Another Algorithm That Isn’t As Smart As It Could Be
As smart as we think AI is, and as much as we assume that the Silicon Valley companies know about us, there are times when I look at the results of one of their algorithms and I’m left a little dumbfounded by an obvious issue.
Last year I noted that it was silly to show me ads for a restaurant I had just left, or for a show I had already bought tickets to using a Facebook link.
This week, it’s LinkedIn’s turn.
If you haven’t looked at the suggested contacts screen on LinkedIn recently, you may have missed that they’ve started breaking those suggestions into sections. I actually like this tremendously. Instead of a random list of suggestions in no particular order, they’ve moved that list below sections for “People You May Have Worked With”, and “Alumni You May Know”
So, taking a quick look, this seemed like a helpful addition. The first list is fairly heavy with people who work, or have worked, at Nuix, my previous employer, or my current one. Sure, there’s a somewhat decent chance that I know folks, or at least know a lot of the same people. The problem is, when they configured this algorithm, they clearly made no effort to account for dates. (Or they decided it didn’t matter, who knows?) For example, I worked at Nuix from Dec. 2014 – April 2017. That list shows me a few names that sound familiar, but a bunch that don’t at all. Turns out that might be because they started working there well after I left. Or, for my current firm, there are suggested contacts who left years before I started.
There isn’t really any rational reason why LinkedIn should suggest that I know them.
It gets worse in the Alumni section. I have Ohio State listed under my education, and I went to school there in the late 80s. My suggested contacts seem mostly to include people I have common connections with, or who work in the legal industry. That’s good. But again, they’ve made no effort at including the dates as part of the algorithm. Ohio State has 65,000 students. The chances that any random person who went to school there at the same time I did know each other is pretty small. The chance that some random person who went there years later and I know each other? Infinitesimal.
Think about it. LinkedIn knows that I left Ohio in 2011. It’s right there in my job history. A paralegal who graduated from OSU after I moved away, and works for a firm that didn’t exist in 2011, and has no common connections to me, should not be “someone you might know”. There aren’t anywhere near enough touch points to assume that. As a human we can see that, and probably wouldn’t make that connection, but the algorithm is seeing something, and making the leap.

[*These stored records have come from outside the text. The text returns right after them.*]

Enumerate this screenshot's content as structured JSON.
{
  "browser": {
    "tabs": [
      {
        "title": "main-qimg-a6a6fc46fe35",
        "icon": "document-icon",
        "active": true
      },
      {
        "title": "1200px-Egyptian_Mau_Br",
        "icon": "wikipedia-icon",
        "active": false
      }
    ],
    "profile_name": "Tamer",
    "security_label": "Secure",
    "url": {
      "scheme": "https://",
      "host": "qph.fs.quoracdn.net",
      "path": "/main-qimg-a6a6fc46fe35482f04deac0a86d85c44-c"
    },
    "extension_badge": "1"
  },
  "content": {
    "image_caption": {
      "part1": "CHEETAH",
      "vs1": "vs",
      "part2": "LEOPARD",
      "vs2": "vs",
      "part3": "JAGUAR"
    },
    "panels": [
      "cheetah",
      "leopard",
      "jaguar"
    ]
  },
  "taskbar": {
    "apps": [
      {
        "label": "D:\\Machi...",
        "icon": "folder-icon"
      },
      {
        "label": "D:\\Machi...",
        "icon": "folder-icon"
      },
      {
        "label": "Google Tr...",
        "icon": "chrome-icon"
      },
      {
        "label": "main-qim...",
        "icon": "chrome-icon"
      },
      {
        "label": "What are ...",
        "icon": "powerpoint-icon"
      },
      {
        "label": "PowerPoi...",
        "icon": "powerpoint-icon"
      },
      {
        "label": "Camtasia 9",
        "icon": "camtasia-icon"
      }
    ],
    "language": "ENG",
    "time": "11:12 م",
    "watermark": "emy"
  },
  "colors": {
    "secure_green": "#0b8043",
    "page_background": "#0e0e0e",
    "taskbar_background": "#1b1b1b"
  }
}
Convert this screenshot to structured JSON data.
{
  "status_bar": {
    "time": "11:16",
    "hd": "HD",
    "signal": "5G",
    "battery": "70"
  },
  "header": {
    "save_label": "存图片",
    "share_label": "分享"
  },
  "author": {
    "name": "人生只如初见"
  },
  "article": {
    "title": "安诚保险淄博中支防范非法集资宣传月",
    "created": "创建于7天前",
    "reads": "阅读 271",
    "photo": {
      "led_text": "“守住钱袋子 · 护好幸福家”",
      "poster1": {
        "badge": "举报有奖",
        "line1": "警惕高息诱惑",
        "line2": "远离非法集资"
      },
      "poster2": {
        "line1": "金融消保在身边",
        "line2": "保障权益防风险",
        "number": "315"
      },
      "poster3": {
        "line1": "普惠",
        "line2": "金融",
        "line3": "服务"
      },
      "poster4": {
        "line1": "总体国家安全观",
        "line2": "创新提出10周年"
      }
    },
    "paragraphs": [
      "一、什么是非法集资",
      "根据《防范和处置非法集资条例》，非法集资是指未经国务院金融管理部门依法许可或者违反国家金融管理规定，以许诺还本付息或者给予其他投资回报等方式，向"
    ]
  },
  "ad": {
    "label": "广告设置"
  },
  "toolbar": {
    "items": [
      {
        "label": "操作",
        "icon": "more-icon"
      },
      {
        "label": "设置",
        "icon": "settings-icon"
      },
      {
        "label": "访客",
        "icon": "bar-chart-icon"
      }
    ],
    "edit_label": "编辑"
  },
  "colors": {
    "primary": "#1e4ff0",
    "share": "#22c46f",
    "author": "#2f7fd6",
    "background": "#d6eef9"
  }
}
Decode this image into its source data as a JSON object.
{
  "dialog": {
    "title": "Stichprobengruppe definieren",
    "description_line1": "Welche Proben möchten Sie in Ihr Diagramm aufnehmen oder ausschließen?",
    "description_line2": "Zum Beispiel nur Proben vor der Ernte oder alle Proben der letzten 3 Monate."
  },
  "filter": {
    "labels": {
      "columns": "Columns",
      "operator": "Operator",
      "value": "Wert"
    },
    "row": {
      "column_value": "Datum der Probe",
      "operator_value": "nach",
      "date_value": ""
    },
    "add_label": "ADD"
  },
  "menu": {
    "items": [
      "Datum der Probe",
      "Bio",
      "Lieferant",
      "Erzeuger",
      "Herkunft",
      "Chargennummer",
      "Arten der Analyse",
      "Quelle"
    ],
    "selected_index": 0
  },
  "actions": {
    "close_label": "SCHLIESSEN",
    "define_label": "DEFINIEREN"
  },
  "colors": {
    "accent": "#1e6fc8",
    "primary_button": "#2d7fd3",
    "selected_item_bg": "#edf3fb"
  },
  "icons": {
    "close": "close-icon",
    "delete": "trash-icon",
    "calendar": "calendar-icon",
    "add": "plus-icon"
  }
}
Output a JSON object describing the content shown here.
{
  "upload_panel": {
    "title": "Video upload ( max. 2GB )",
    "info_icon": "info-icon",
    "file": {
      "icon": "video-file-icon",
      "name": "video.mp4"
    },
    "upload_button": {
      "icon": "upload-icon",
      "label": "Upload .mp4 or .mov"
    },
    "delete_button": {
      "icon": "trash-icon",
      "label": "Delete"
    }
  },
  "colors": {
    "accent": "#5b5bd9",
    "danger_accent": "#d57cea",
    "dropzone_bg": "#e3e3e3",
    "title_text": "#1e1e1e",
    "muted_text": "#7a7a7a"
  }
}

That’s the thing about some of our current algorithms. The AI is great at finding thousands upon thousands of possible connections between people, places, and things. It’s not so great at ignoring the meaningless ones.
Eventually, we assume they’ll get better, but it should also serve as a reminder that big data by itself may have more answers than we need questions answered, and we may need to learn which ones actually matter before we make some very bad decisions.